Finite electric-field approach to evaluate the vertex correction for the screened Coulomb interaction in the quasiparticle self-consistent GW method

We apply the quasiparticle self-consistent GW method (QSGW) to slab models of ionic materials—LiF, KF, NaCl, MgO, and CaO—under electric field. Then we obtain the optical dielectric constants ε∞(Slab) from the differences of the slopes of the electrostatic potential in the bulk and vacuum regions. Calculated ε∞(Slab) show very good agreement with experiments.
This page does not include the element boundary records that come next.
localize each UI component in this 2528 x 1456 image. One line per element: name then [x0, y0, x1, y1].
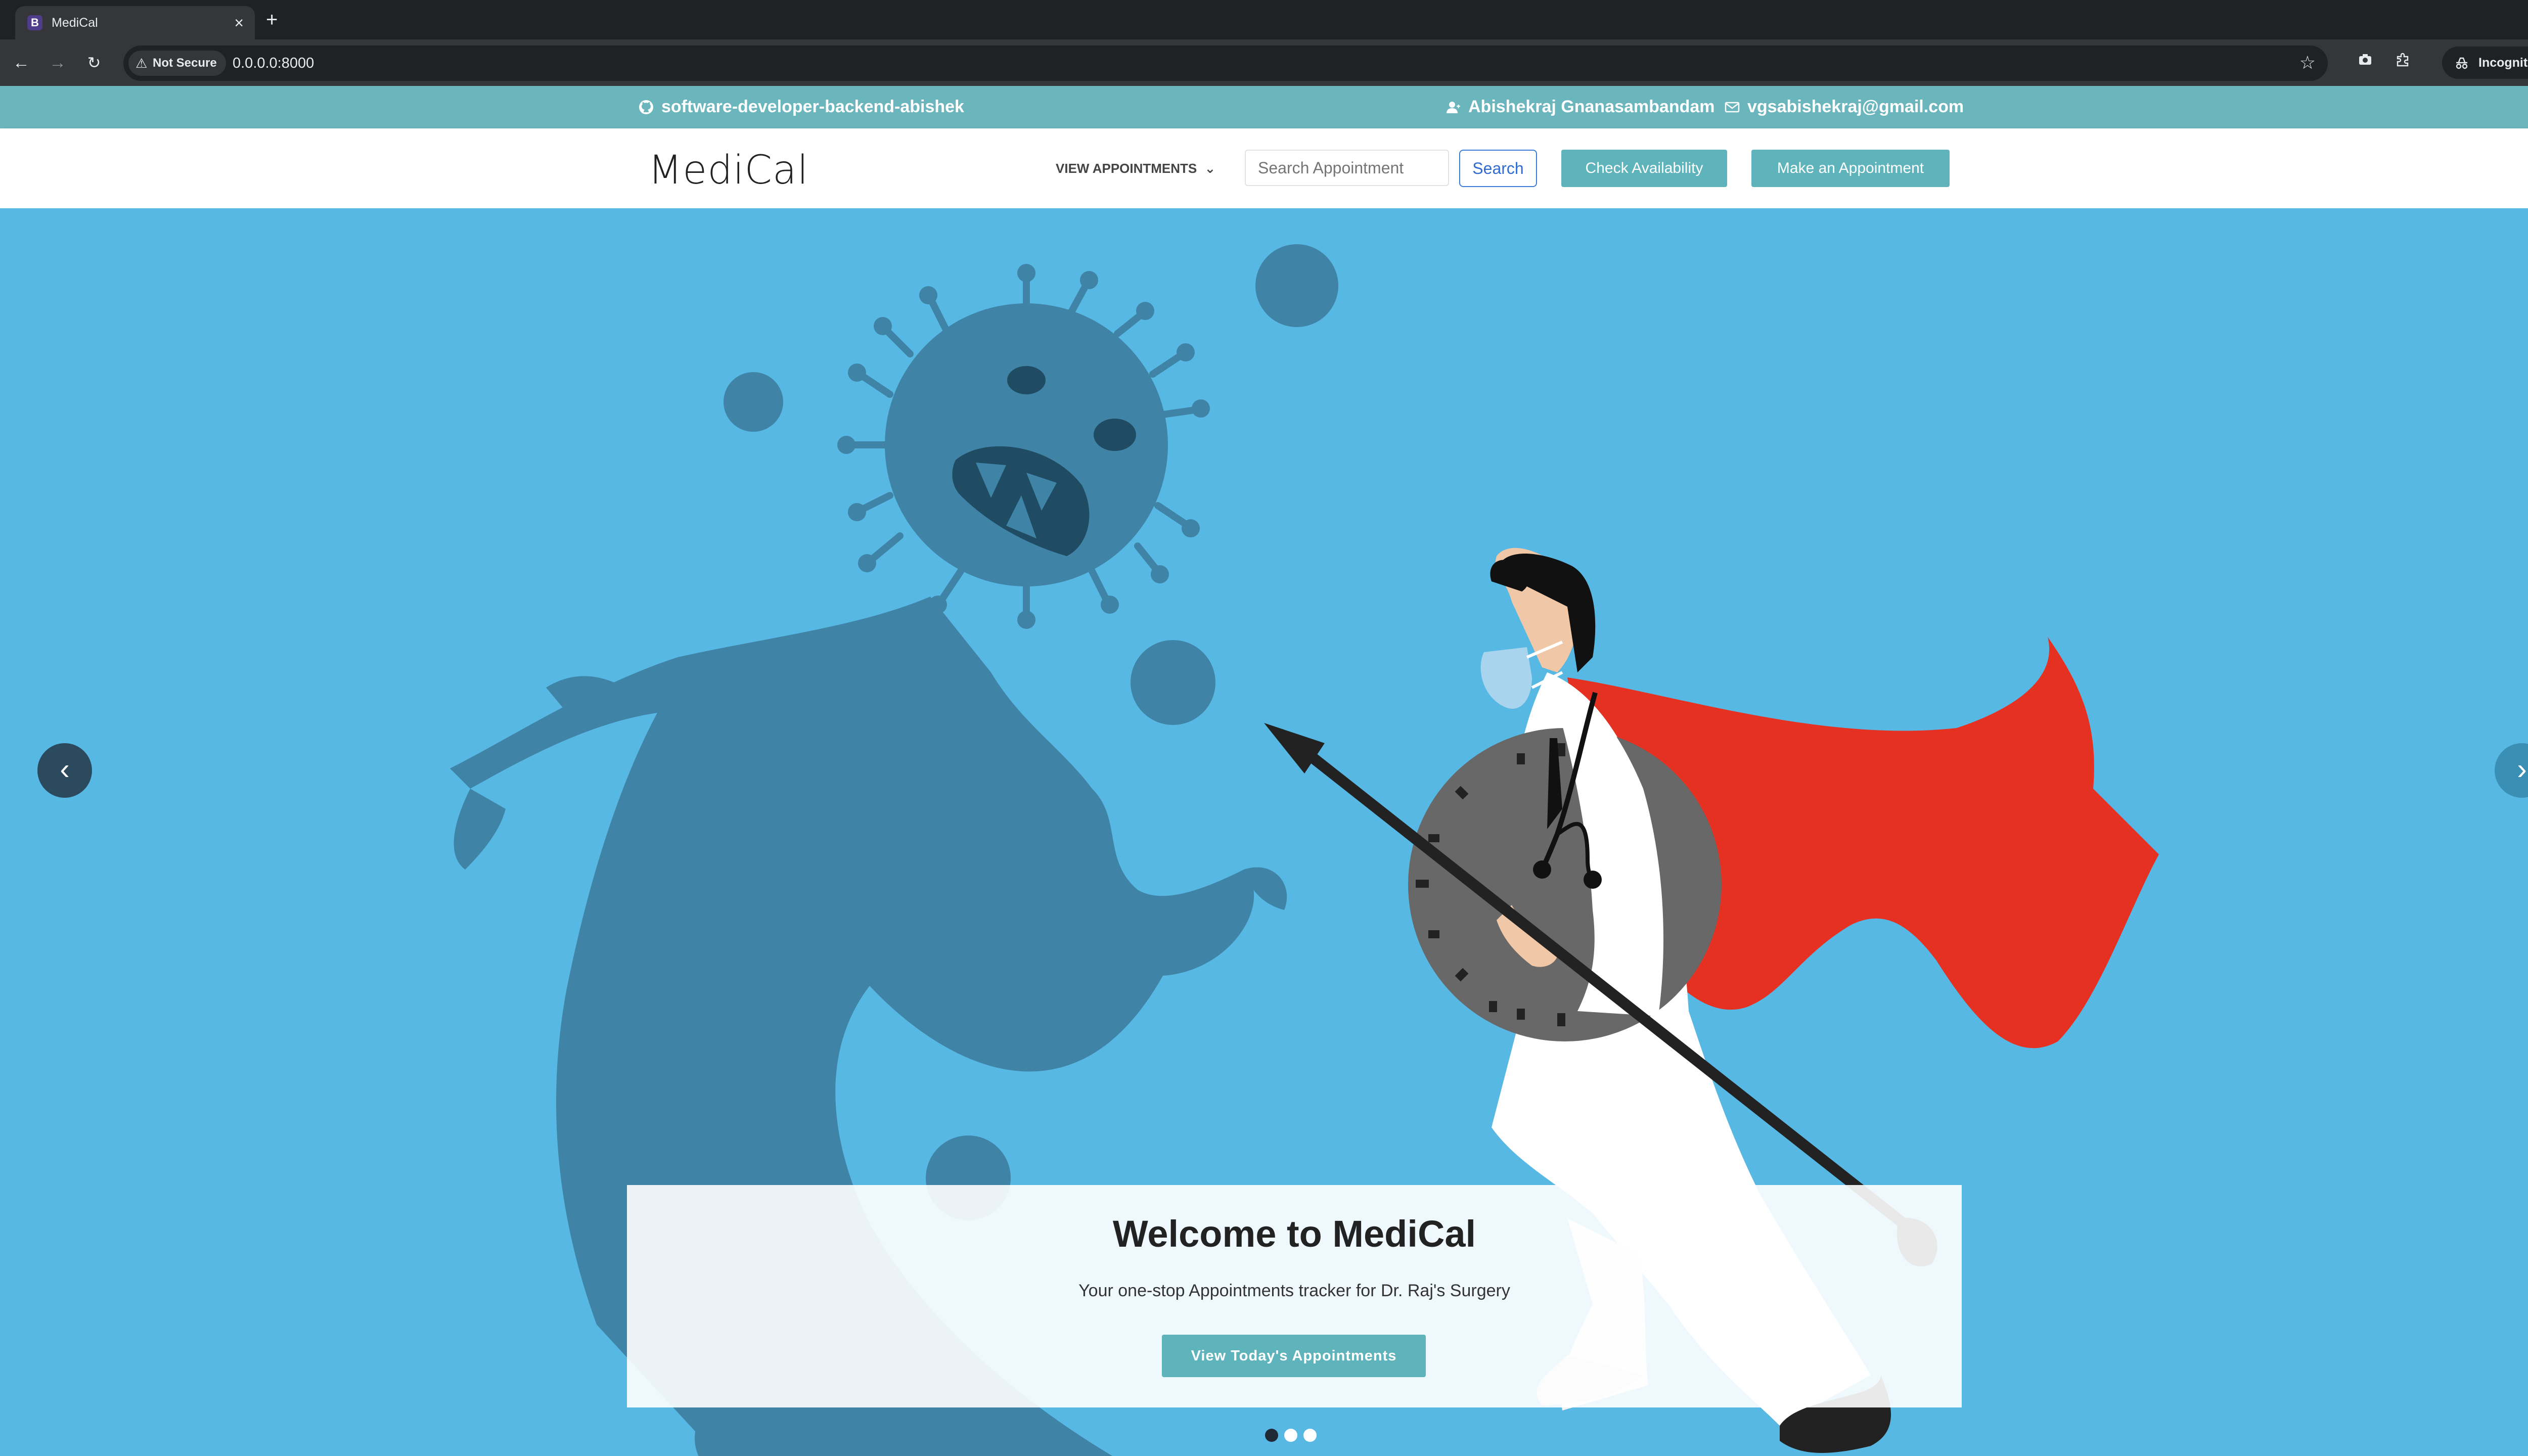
hero-title: Welcome to MediCal [1112, 1213, 1476, 1255]
contact-topbar: software-developer-backend-abishek Abish… [0, 86, 2528, 128]
forward-arrow-icon[interactable]: → [48, 53, 68, 73]
make-appointment-button[interactable]: Make an Appointment [1751, 150, 1950, 187]
chevron-down-icon: ⌄ [1204, 161, 1216, 176]
tab-title: MediCal [52, 16, 98, 30]
carousel-indicator-2[interactable] [1284, 1429, 1297, 1442]
address-bar[interactable]: ⚠ Not Secure 0.0.0.0:8000 ☆ [123, 46, 2328, 81]
url-text[interactable]: 0.0.0.0:8000 [233, 55, 314, 72]
hero-caption: Welcome to MediCal Your one-stop Appoint… [627, 1185, 1962, 1407]
user-name: Abishekraj Gnanasambandam [1468, 97, 1715, 116]
back-arrow-icon[interactable]: ← [11, 53, 31, 73]
email-info[interactable]: vgsabishekraj@gmail.com [1724, 97, 1964, 117]
email-address[interactable]: vgsabishekraj@gmail.com [1747, 97, 1964, 117]
tab-favicon-icon: B [27, 15, 42, 30]
security-chip[interactable]: ⚠ Not Secure [128, 51, 226, 76]
clock-shield [1408, 728, 1722, 1041]
carousel-prev-button[interactable]: ‹ [37, 743, 92, 798]
envelope-icon [1725, 102, 1740, 112]
hero-carousel: ‹ › Welcome to MediCal Your one-stop App… [0, 208, 2528, 1456]
carousel-indicator-1[interactable] [1265, 1429, 1278, 1442]
carousel-indicators [1265, 1429, 1317, 1442]
reload-icon[interactable]: ↻ [84, 53, 104, 73]
view-todays-appointments-button[interactable]: View Today's Appointments [1162, 1335, 1426, 1377]
view-appointments-dropdown[interactable]: VIEW APPOINTMENTS ⌄ [1056, 161, 1215, 176]
check-availability-button[interactable]: Check Availability [1561, 150, 1727, 187]
warning-triangle-icon: ⚠ [136, 56, 148, 71]
browser-toolbar: ← → ↻ ⚠ Not Secure 0.0.0.0:8000 ☆ Incogn… [0, 39, 2528, 86]
brand-logo[interactable]: MediCal [648, 148, 808, 193]
view-appointments-label: VIEW APPOINTMENTS [1056, 161, 1197, 176]
github-icon [639, 100, 653, 114]
search-button[interactable]: Search [1459, 150, 1537, 187]
main-navbar: MediCal VIEW APPOINTMENTS ⌄ Search Check… [0, 128, 2528, 208]
user-icon [1447, 101, 1460, 113]
incognito-label: Incognito [2478, 56, 2528, 70]
browser-tab-strip: B MediCal × + ⌄ [0, 0, 2528, 39]
search-input[interactable] [1245, 150, 1449, 186]
browser-tab[interactable]: B MediCal × [15, 6, 255, 39]
incognito-chip[interactable]: Incognito [2442, 47, 2528, 79]
extensions-puzzle-icon[interactable] [2391, 52, 2414, 74]
github-username[interactable]: software-developer-backend-abishek [661, 97, 964, 117]
hero-subtitle: Your one-stop Appointments tracker for D… [1078, 1281, 1510, 1300]
camera-icon[interactable] [2354, 52, 2376, 74]
security-label: Not Secure [153, 56, 217, 70]
bookmark-star-icon[interactable]: ☆ [2299, 53, 2316, 73]
github-link[interactable]: software-developer-backend-abishek [638, 97, 964, 117]
tab-close-icon[interactable]: × [234, 13, 244, 33]
new-tab-button[interactable]: + [266, 7, 278, 32]
user-info: Abishekraj Gnanasambandam [1445, 97, 1715, 117]
incognito-icon [2454, 47, 2469, 79]
carousel-indicator-3[interactable] [1303, 1429, 1317, 1442]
For example, we have ε∞(Slab)=2.91 for MgO, in agreement with the experimental value ε∞(Experiment)=2.96. This is in contrast to ε∞(RPA)=2.37, which is calculated in the random-phase approximation for the bulk MgO in QSGW. After we explain the difference between the quasiparticle-based perturbation theory and the Green's-function-based perturbation theory, we interpret the large difference ε∞(Slab)−ε∞(RPA)=2.91−2.37 as the contribution from the vertex correction of the proper polarization, which determines the screened Coulomb interaction W. Our result encourages the theoretical development of the self-consistent G0W approximation along the line of QSGW self-consistency, as was performed by Shishkin, Marsman, and Kresse [Phys. Rev. Lett. 99, 246403 (2007)].